Sengoku period stone monument

The Nakanooku Stele (中ノ尾供養碑, Nakanooku kuyōhi) is a stone monument erected in the Sengoku period to honor the dead of a battle between the Itō clan and the Shimazu clan, located in the Tonodokoro neighborhood of the city of Nichinan, Miyazaki Prefecture, Japan. It was designated a National Historic Site in 1934.

==Overview==
During the Sengoku period, Hyūga Province was a contested area between the Shimazu clan, who had been expanding their power from their base in southern Hyūga from the Kamakura period to the Muromachi period, and the Itō clan, who had been expanding their area of control in central Hyūga from the Muromachi period. In April 1547, the Itō attacked the Obi region and built forts at Nakanoo and Ikinoo overlooking Obi Castle. The Shimazu counterattacked at Nakanoo in the early hours of the morning, killing over 300 Itō defenders in one battle.
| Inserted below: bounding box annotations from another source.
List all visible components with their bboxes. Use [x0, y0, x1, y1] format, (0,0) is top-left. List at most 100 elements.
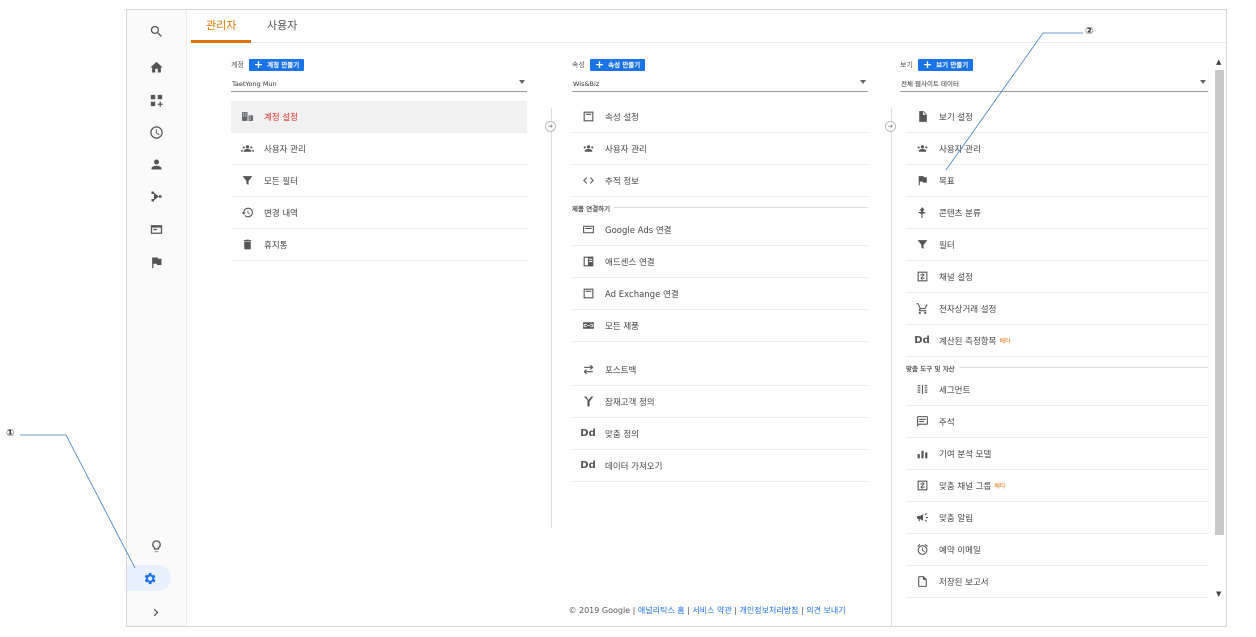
ads-icon [581, 223, 595, 237]
column-arrow-icon: ➔ [885, 121, 896, 132]
annotations-item[interactable]: 주석 [906, 406, 1208, 438]
postback-item[interactable]: 포스트백 [572, 354, 868, 386]
segments-item[interactable]: 세그먼트 [906, 374, 1208, 406]
realtime-clock-icon[interactable] [137, 119, 175, 145]
scroll-up-icon[interactable]: ▲ [1216, 58, 1221, 66]
link-icon [581, 319, 595, 333]
dd-icon: Dd [580, 428, 596, 439]
adsense-icon [581, 255, 595, 269]
all-products-item[interactable]: 모든 제품 [572, 310, 868, 342]
dropdown-caret-icon [519, 80, 525, 84]
custom-definitions-item[interactable]: Dd 맞춤 정의 [572, 418, 868, 450]
channel-icon [915, 479, 929, 493]
flag-icon [915, 174, 929, 188]
property-settings-item[interactable]: 속성 설정 [572, 101, 868, 133]
view-label: 보기 [900, 60, 913, 69]
scrollbar[interactable]: ▲ ▼ [1215, 58, 1224, 598]
window-icon [581, 110, 595, 124]
comment-icon [915, 415, 929, 429]
ad-exchange-link-item[interactable]: Ad Exchange 연결 [572, 278, 868, 310]
account-selector[interactable]: TaetYong Mun [231, 79, 527, 92]
segment-icon [915, 383, 929, 397]
history-icon [240, 206, 254, 220]
filter-icon [915, 238, 929, 252]
trash-item[interactable]: 휴지통 [231, 229, 527, 261]
change-history-item[interactable]: 변경 내역 [231, 197, 527, 229]
acquisition-icon[interactable] [137, 183, 175, 209]
footer-link-privacy[interactable]: 개인정보처리방침 [740, 606, 799, 615]
tab-user[interactable]: 사용자 [252, 10, 312, 43]
ecommerce-settings-item[interactable]: 전자상거래 설정 [906, 293, 1208, 325]
attribution-models-item[interactable]: 기여 분석 모델 [906, 438, 1208, 470]
create-account-button[interactable]: + 계정 만들기 [248, 58, 305, 71]
goals-item[interactable]: 목표 [906, 165, 1208, 197]
data-import-item[interactable]: Dd 데이터 가져오기 [572, 450, 868, 482]
cart-icon [915, 302, 929, 316]
property-column: 속성 + 속성 만들기 Wis&Biz 속성 설정 사용자 관리 추적 정보 제품… [572, 43, 868, 596]
product-linking-section: 제품 연결하기 [572, 201, 868, 214]
column-arrow-icon: ➔ [545, 121, 556, 132]
view-selector[interactable]: 전체 웹사이트 데이터 [900, 79, 1208, 92]
column-divider [551, 108, 552, 528]
audience-person-icon[interactable] [137, 151, 175, 177]
custom-channel-grouping-item[interactable]: 맞춤 채널 그룹 베타 [906, 470, 1208, 502]
code-icon [581, 174, 595, 188]
account-column: 계정 + 계정 만들기 TaetYong Mun 계정 설정 사용자 관리 모든 … [231, 43, 527, 596]
tracking-info-item[interactable]: 추적 정보 [572, 165, 868, 197]
footer-link-feedback[interactable]: 의견 보내기 [806, 606, 845, 615]
account-settings-item[interactable]: 계정 설정 [231, 101, 527, 133]
all-filters-item[interactable]: 모든 필터 [231, 165, 527, 197]
customization-icon[interactable] [137, 87, 175, 113]
admin-columns: 계정 + 계정 만들기 TaetYong Mun 계정 설정 사용자 관리 모든 … [188, 43, 1226, 626]
calculated-metrics-item[interactable]: Dd 계산된 측정항목 베타 [906, 325, 1208, 357]
behavior-icon[interactable] [137, 216, 175, 242]
top-tabs: 관리자 사용자 [188, 10, 1226, 43]
property-selector[interactable]: Wis&Biz [572, 79, 868, 92]
content-grouping-item[interactable]: 콘텐츠 분류 [906, 197, 1208, 229]
left-nav-rail [127, 10, 187, 626]
footer-separator: | [800, 606, 804, 615]
search-icon[interactable] [137, 18, 175, 44]
window-icon [581, 287, 595, 301]
callout-marker-2: ② [1085, 26, 1094, 37]
adsense-link-item[interactable]: 애드센스 연결 [572, 246, 868, 278]
footer-link-analytics-home[interactable]: 애널리틱스 홈 [638, 606, 685, 615]
property-user-management-item[interactable]: 사용자 관리 [572, 133, 868, 165]
view-user-management-item[interactable]: 사용자 관리 [906, 133, 1208, 165]
expand-chevron-icon[interactable] [137, 599, 175, 625]
tab-admin[interactable]: 관리자 [191, 10, 252, 43]
postback-icon [581, 363, 595, 377]
doc-icon [915, 575, 929, 589]
scheduled-emails-item[interactable]: 예약 이메일 [906, 534, 1208, 566]
scroll-thumb[interactable] [1215, 70, 1224, 535]
people-icon [915, 142, 929, 156]
footer-link-terms[interactable]: 서비스 약관 [692, 606, 731, 615]
dropdown-caret-icon [1200, 80, 1206, 84]
google-ads-link-item[interactable]: Google Ads 연결 [572, 214, 868, 246]
people-icon [581, 142, 595, 156]
dd-icon: Dd [580, 460, 596, 471]
home-icon[interactable] [137, 54, 175, 80]
custom-alerts-item[interactable]: 맞춤 알림 [906, 502, 1208, 534]
admin-gear-icon[interactable] [127, 565, 171, 591]
analytics-window: 관리자 사용자 계정 + 계정 만들기 TaetYong Mun 계정 설정 사용… [126, 9, 1227, 627]
channel-icon [915, 270, 929, 284]
trash-icon [240, 238, 254, 252]
beta-badge: 베타 [994, 483, 1006, 490]
view-settings-item[interactable]: 보기 설정 [906, 101, 1208, 133]
clock-icon [915, 543, 929, 557]
discover-bulb-icon[interactable] [137, 533, 175, 559]
dropdown-caret-icon [860, 80, 866, 84]
create-property-button[interactable]: + 속성 만들기 [589, 58, 646, 71]
audience-icon [581, 395, 595, 409]
footer-separator: | [734, 606, 737, 615]
conversions-flag-icon[interactable] [137, 249, 175, 275]
saved-reports-item[interactable]: 저장된 보고서 [906, 566, 1208, 598]
view-filters-item[interactable]: 필터 [906, 229, 1208, 261]
create-view-button[interactable]: + 보기 만들기 [917, 58, 974, 71]
audience-definitions-item[interactable]: 잠재고객 정의 [572, 386, 868, 418]
column-divider [891, 108, 892, 626]
channel-settings-item[interactable]: 채널 설정 [906, 261, 1208, 293]
view-column: 보기 + 보기 만들기 전체 웹사이트 데이터 보기 설정 사용자 관리 목표 콘… [900, 43, 1208, 598]
account-user-management-item[interactable]: 사용자 관리 [231, 133, 527, 165]
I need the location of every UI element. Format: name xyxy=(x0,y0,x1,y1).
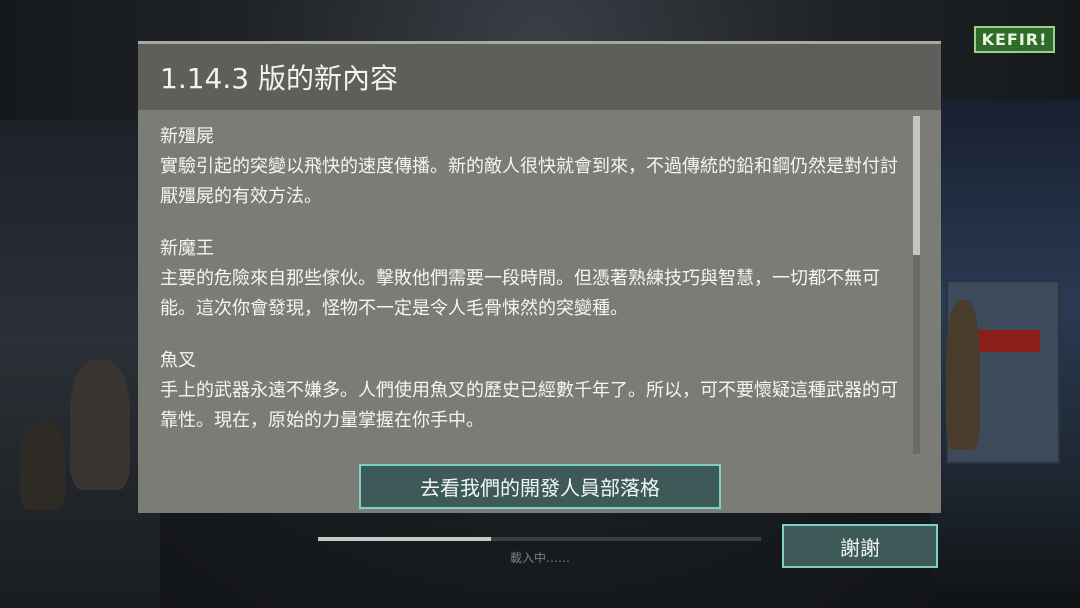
background-red-sign xyxy=(970,330,1040,352)
loading-progress-bar xyxy=(318,537,761,541)
section-body: 實驗引起的突變以飛快的速度傳播。新的敵人很快就會到來，不過傳統的鉛和鋼仍然是對付… xyxy=(160,156,898,207)
background-zombie-figure xyxy=(20,420,65,510)
section-body: 手上的武器永遠不嫌多。人們使用魚叉的歷史已經數千年了。所以，可不要懷疑這種武器的… xyxy=(160,380,898,431)
section-title: 魚叉 xyxy=(160,350,196,371)
background-zombie-figure xyxy=(70,360,130,490)
dialog-title: 1.14.3 版的新內容 xyxy=(138,44,941,110)
loading-text: 載入中…… xyxy=(509,551,570,565)
background-survivor-figure xyxy=(946,300,980,450)
release-note-section: 新魔王 主要的危險來自那些傢伙。擊敗他們需要一段時間。但憑著熟練技巧與智慧，一切… xyxy=(160,234,913,324)
background-left-scene xyxy=(0,120,160,608)
kefir-logo: KEFIR! xyxy=(974,26,1055,53)
release-note-section: 新殭屍 實驗引起的突變以飛快的速度傳播。新的敵人很快就會到來，不過傳統的鉛和鋼仍… xyxy=(160,122,913,212)
content-scrollbar[interactable] xyxy=(913,116,920,454)
section-body: 主要的危險來自那些傢伙。擊敗他們需要一段時間。但憑著熟練技巧與智慧，一切都不無可… xyxy=(160,268,880,319)
loading-progress-fill xyxy=(318,537,491,541)
section-title: 新殭屍 xyxy=(160,126,214,147)
section-title: 新魔王 xyxy=(160,238,214,259)
scrollbar-thumb[interactable] xyxy=(913,116,920,255)
dev-blog-button[interactable]: 去看我們的開發人員部落格 xyxy=(359,464,721,509)
whats-new-dialog: 1.14.3 版的新內容 新殭屍 實驗引起的突變以飛快的速度傳播。新的敵人很快就… xyxy=(138,41,941,513)
thanks-button[interactable]: 謝謝 xyxy=(782,524,938,568)
release-notes-content[interactable]: 新殭屍 實驗引起的突變以飛快的速度傳播。新的敵人很快就會到來，不過傳統的鉛和鋼仍… xyxy=(138,110,913,455)
release-note-section: 魚叉 手上的武器永遠不嫌多。人們使用魚叉的歷史已經數千年了。所以，可不要懷疑這種… xyxy=(160,346,913,436)
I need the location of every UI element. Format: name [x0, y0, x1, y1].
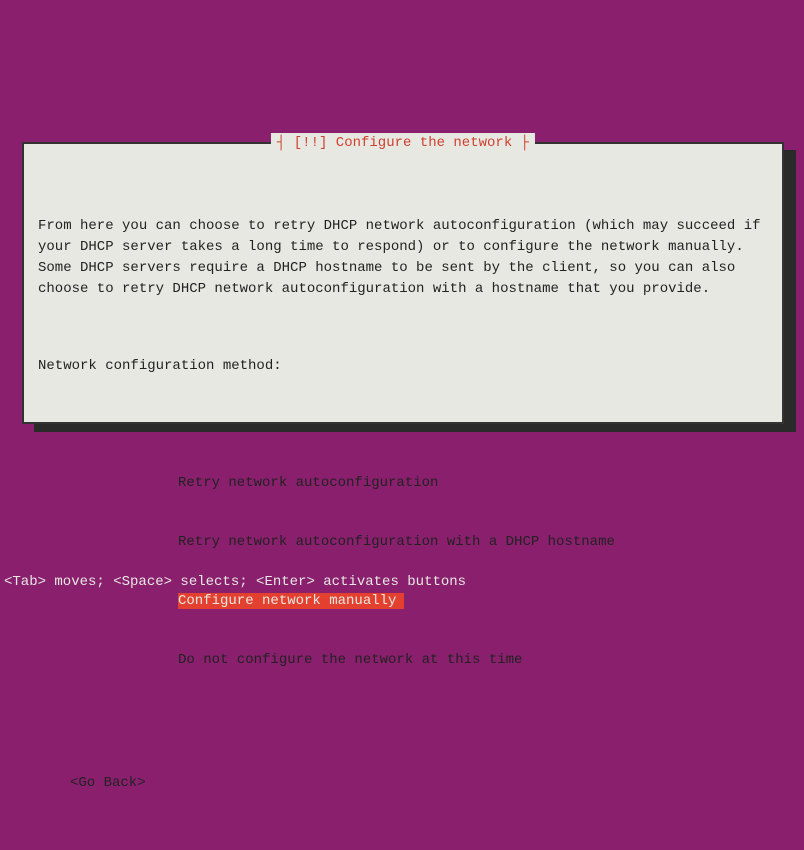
prompt-label: Network configuration method:	[38, 356, 768, 377]
dialog-title: ┤ [!!] Configure the network ├	[271, 133, 535, 154]
dialog-body-text: From here you can choose to retry DHCP n…	[38, 216, 768, 300]
menu-item-configure-manually[interactable]: Configure network manually	[178, 593, 404, 609]
menu-item-do-not-configure[interactable]: Do not configure the network at this tim…	[178, 652, 522, 668]
status-bar: <Tab> moves; <Space> selects; <Enter> ac…	[4, 572, 466, 593]
dialog-content: From here you can choose to retry DHCP n…	[24, 144, 782, 850]
menu-item-retry-autoconfig-hostname[interactable]: Retry network autoconfiguration with a D…	[178, 534, 615, 550]
go-back-button[interactable]: <Go Back>	[70, 773, 768, 794]
menu-item-retry-autoconfig[interactable]: Retry network autoconfiguration	[178, 475, 438, 491]
dialog-box: ┤ [!!] Configure the network ├ From here…	[22, 142, 784, 424]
This stone monument was erected in November 1547 by the Shimazu clan in a corner of Nakanoo Fort as a kuyōtō to placate the souls of the Itō war dead, and is thus slightly different from the more secular cenotaph. It is in the form of a Jizō Bosatsu with a boat-shaped halo. The monument is 1.2 meters high and 50 centimeters wide. The Obi region was later conquered by the Itō in 1568, but lost to the Shimazu again in 1576, and became part of the Itō clan's Obi Domain under the Tokugawa shogunate from 1601 to the Meiji restoration in 1871. The monument is approximately a 30-minute walk from Obi Station on the JR Kyushu Nichinan Line.